OS PERIGOS DA NEGATIVAÇÃO INDEVIDA
A negativação indevida é aquela feita sem fundamento legal válido: sobre dívidas não pagas, dívidas prescritas (com mais de 5 anos), valores incorretos ou contra a pessoa errada. Ela é causa frequente de ações por danos morais contra lojistas.
Os tribunais têm condenado credores ao pagamento de indenizações que variam de R$ 3.000 a mais de R$ 20.000 por negativação indevida, valores muito superiores a maioria das dívidas do crediário. Prevenir esse erro é muito mais barato do que remediar.
Antes de negativar, o lojista deve verificar:
• Se a dívida realmente existe e está documentada.
• Se o cliente não pagou por outro canal (caixa, transferência, PIX). Confira o histórico de pagamentos.

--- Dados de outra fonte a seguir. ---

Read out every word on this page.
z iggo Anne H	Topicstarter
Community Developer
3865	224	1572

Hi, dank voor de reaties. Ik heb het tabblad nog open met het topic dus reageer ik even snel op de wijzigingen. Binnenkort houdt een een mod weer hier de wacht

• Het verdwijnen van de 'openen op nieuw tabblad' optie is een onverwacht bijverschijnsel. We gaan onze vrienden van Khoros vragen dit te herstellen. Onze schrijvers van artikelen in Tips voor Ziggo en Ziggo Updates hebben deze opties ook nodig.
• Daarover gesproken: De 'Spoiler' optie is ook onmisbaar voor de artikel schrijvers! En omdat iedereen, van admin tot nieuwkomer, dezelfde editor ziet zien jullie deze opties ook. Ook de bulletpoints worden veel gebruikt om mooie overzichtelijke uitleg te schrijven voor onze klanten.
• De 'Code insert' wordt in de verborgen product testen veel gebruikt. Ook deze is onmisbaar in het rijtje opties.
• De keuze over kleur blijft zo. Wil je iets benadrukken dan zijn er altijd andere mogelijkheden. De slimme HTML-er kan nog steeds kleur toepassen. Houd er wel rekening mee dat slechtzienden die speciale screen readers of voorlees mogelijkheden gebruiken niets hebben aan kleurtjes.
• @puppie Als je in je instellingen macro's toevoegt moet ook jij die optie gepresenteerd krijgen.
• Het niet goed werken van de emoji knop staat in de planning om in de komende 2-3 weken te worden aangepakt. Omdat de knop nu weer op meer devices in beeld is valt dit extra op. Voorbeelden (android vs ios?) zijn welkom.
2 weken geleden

• Se a dívida não está prescrita. Dívidas com mais de 5 anos não podem ser negativadas.
• Se o valor registrado é o correto. Juros abusivos ou valores errados tornam a negativação irregular.

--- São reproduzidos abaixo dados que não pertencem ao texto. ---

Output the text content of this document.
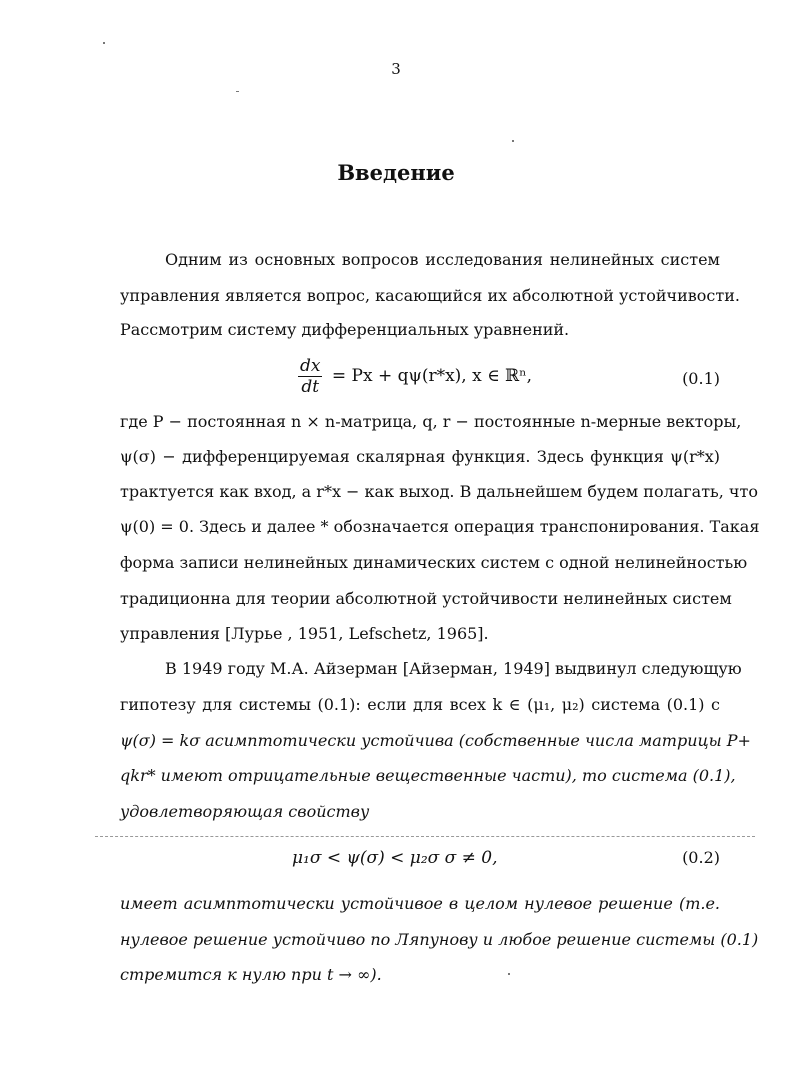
3
Введение
Одним из основных вопросов исследования нелинейных систем
управления является вопрос, касающийся их абсолютной устойчивости.
Рассмотрим систему дифференциальных уравнений.
$\frac{dx}{dt} = Px + q\psi(r*x)$, x ∈ ℝⁿ,	(0.1)
где P − постоянная n × n-матрица, q, r − постоянные n-мерные векторы,
ψ(σ) − дифференцируемая скалярная функция. Здесь функция ψ(r*x)
трактуется как вход, а r*x − как выход. В дальнейшем будем полагать, что
ψ(0) = 0. Здесь и далее * обозначается операция транспонирования. Такая
форма записи нелинейных динамических систем с одной нелинейностью
традиционна для теории абсолютной устойчивости нелинейных систем
управления [Лурье , 1951, Lefschetz, 1965].
В 1949 году М.А. Айзерман [Айзерман, 1949] выдвинул следующую
гипотезу для системы (0.1): если для всех k ∈ (μ₁, μ₂) система (0.1) с
ψ(σ) = kσ асимптотически устойчива (собственные числа матрицы P+
qkr* имеют отрицательные вещественные части), то система (0.1),
удовлетворяющая свойству
μ₁σ < ψ(σ) < μ₂σ σ ≠ 0,	(0.2)
имеет асимптотически устойчивое в целом нулевое решение (т.е.
нулевое решение устойчиво по Ляпунову и любое решение системы (0.1)
стремится к нулю при t → ∞).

Além disso, após o pagamento, o nome do cliente deve ser retirado dos birôs em até 5 dias úteis, conforme exigência do Artigo 43 do CDC. A demora injustificada também pode gerar processo por danos morais.
Para entender como estruturar um acordo para pagamento de dívidas com segurança jurídica antes de chegar à negativação, leia o guia completo sobre acordo de dívidas.
DÚVIDAS FREQUENTES
1. Qual a diferença entre negativar no SPC/Serasa e protestar em cartório?
A negativação restringe o crédito do consumidor nos birôs de forma rápida e acessível, com prazo máximo de 5 anos pelo CDC. O protesto em cartório é um ato público, com efeitos mais amplos e sem prazo de prescrição, e serve como título executivo extrajudicial em eventual ação judicial.
2. Em quanto tempo o nome do cliente deve ser limpo após o pagamento?
O prazo legal é de até 5 dias úteis após a confirmação do pagamento, conforme o Artigo 43 do CDC. A demora injustificada além desse prazo já foi fundamento para condenações por danos morais em tribunais brasileiros.
3. Posso negativar uma dívida de mais de 5 anos?
Não. Dívidas com mais de 5 anos estão prescritas e não podem mais ser incluídas nos birôs de crédito. Negativar uma dívida prescrita configura negativação indevida e pode gerar condenação por danos morais.
4. O que acontece se o cliente contestar a negativação?
Se o cliente provar que a dívida foi paga ou que a negativação é indevida, o lojista pode ser obrigado a pagar indenização por danos morais. Por isso, antes de negativar, confirme a existência da dívida, o valor correto e o histórico de pagamentos do cliente no sistema.